With Australia’s permanent migration program already an insane 208,000 people a year – 2.5 times the level at the turn of the century:
Labor looks set to raise Australia’s permanent migration intake even further – to around 240,000 people a year – by adopting The Greens’ policy of raising the humanitarian intake from 18,000 currently to 50,000. From The Age:
Labor’s policy committee is considering a plan to lift Australia’s refugee intake to 50,000, as left-wingers jostle to soften the party’s position on asylum seekers at this year’s national conference…
Fairfax Media has learnt a working group on the powerful National Policy Forum is investigating proposals to increase Australia’s annual refugee intake to 50,000 – the same target as the Greens…
The Turnbull government increased the annual refugee intake to 19,000, and the ALP’s current position is to increase it to 27,000 by the year 2025. The Greens want an intake of 50,000, with 10,000 of that to be for “skilled refugees”. The Labor for Refugees pitch made no such caveat…
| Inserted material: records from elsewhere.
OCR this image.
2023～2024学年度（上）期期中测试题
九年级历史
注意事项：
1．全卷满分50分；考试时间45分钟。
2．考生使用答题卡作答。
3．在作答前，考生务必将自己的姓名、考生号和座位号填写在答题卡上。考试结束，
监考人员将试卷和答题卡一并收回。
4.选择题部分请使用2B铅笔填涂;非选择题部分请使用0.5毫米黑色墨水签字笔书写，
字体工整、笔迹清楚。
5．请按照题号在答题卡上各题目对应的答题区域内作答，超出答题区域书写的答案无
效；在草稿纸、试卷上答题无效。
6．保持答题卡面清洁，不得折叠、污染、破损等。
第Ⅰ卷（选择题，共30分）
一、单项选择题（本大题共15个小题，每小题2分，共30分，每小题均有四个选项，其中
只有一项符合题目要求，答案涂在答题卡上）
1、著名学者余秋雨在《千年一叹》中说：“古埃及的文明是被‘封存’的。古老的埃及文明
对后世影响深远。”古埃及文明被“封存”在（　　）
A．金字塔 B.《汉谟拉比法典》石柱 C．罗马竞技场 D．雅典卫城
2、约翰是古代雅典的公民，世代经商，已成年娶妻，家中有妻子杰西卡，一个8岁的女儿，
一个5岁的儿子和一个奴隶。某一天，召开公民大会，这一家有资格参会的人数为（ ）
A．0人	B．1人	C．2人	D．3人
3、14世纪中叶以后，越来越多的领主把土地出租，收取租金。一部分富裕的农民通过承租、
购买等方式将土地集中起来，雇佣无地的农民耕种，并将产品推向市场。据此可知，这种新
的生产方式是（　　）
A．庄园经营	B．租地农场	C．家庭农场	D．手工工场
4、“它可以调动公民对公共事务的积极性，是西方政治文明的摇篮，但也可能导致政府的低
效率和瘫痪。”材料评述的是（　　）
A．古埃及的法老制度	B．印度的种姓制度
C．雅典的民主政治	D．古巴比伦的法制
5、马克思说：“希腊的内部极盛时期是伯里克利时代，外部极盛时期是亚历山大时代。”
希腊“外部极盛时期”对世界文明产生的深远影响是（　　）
The policy forum, which formulates the draft platform, is co-chaired by Labor leader Bill Shorten and party president Mark Butler, deputy chaired by senators Jenny McAllister and Deborah O’Neill and also includes 20 federal MPs, 20 branch members and 20 representatives from the unions…
Labor’s immigration spokesman Shayne Neumann said Labor took a “strong, progressive” policy to the last election. He confirmed the policy forum received submissions from various stakeholders and these “will be considered in the usual way”.
According to The Productivity Commission’s recent Migrant Intake Australia report, Australia’s population would hit 27 million by 2060 under zero Net Overseas Migration (NOM), 41 million under 200,000 NOM (close to current settings), and roughly 43 million under 240,000 NOM (essentially what Labor is proposing):
So Labor’s immigration policy would create an even ‘bigger’ Australia.
MB has previously supported Australia’s humanitarian intake being raised from its low current level of 18,000 people a year. However, this must be done alongside large cuts to Australia’s non-humanitarian intake (currently 190,000). Such a policy would achieve dual goals: significantly reducing overall population growth, thereby relieving pressures on infrastructure, housing, the environment, and wages, while also being a good and caring global citizen.
There is also a strong moral argument against poaching skilled workers from developing nations, in turn stifling their economic development, just so they can work in lower skilled roles in Australia.
In short, simply lifting the humanitarian intake to 50,000, and Australia’s permanent migration program to 240,000, is a retrograde step and would be destructive to both Australia’s natural environment and living standards.
Clearly, all the recent angst over mass immigration and a ‘Big Australia’ has gone over Labor’s head.